Cameron to rage war on property money launderers- Don’t get involved!

Tuesday 28 July 2015  / Ruth Montia

David Cameron will give a speech later today in Singapore stating that foreigners must be stopped from buying UK homes with “plundered or laundered cash” and a “global effort” must be launched to defeat corruption.

Mr Cameron is on a four-day tour of South East Asia, in which he will also visit Indonesia, Malaysia and Vietnam. Today he will vow to expose the use of “anonymous shell companies” to buy luxury UK properties more apparent in London.

He believes that the UK must not become “a safe haven for corrupt money from around the world” and that the international community must tackle the “cancer of corruption”.

His visit has been accompanied by 31 British business leaders in an effort to drum up trade with the UK and has also discussed the ongoing battle against terrorism.

He describes corruption as “the enemy of progress” and he is calling for a “global effort” to tackle it.

A 2014 report by anti-poverty organisation One said an estimated $1tn (£600bn) a year was being taken out of poor countries because of corruption, warning the use of phantom firms and money laundering. Only last week the National Crime Agency said that foreign criminals were pushing up house prices in the UK by laundering billions of pounds through the purchase of expensive properties in the capital.

Mr Cameron will discuss how properties in the UK, predominantly in London, “are being bought by people overseas through anonymous shell companies, some with plundered or laundered cash”.
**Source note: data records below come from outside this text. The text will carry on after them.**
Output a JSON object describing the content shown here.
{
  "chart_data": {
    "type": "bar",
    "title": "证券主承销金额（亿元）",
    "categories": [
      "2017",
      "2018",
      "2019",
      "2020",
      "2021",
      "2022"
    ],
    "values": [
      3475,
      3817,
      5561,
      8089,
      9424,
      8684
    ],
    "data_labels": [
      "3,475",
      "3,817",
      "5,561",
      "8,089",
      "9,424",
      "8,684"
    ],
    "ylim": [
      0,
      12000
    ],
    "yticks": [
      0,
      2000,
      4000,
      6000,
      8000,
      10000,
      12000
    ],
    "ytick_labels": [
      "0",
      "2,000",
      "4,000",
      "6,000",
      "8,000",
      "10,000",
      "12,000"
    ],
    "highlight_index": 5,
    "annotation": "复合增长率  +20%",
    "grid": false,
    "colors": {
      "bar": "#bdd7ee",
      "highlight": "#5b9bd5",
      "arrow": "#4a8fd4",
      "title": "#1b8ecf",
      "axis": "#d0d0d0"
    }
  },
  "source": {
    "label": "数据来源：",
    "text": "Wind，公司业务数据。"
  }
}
  • Shell companies are non-trading companies that serve a particular purpose for their owners.
  • More than 100,000 UK property titles are registered to overseas companies, with more than 36,000 properties in London owned by offshore firms.
  • About £122bn of property in England and Wales is owned by offshore companies.

The government is said to publish Land Registry data this year, showing which foreign companies own land and property throughout England and Wales. They will also consider imposing a foreign company bidding for a government contract to “publicly state who really owns it”.

Mr Cameron will reiterate that “There is no place for dirty money in Britain. Indeed, there should be no place for dirty money anywhere”.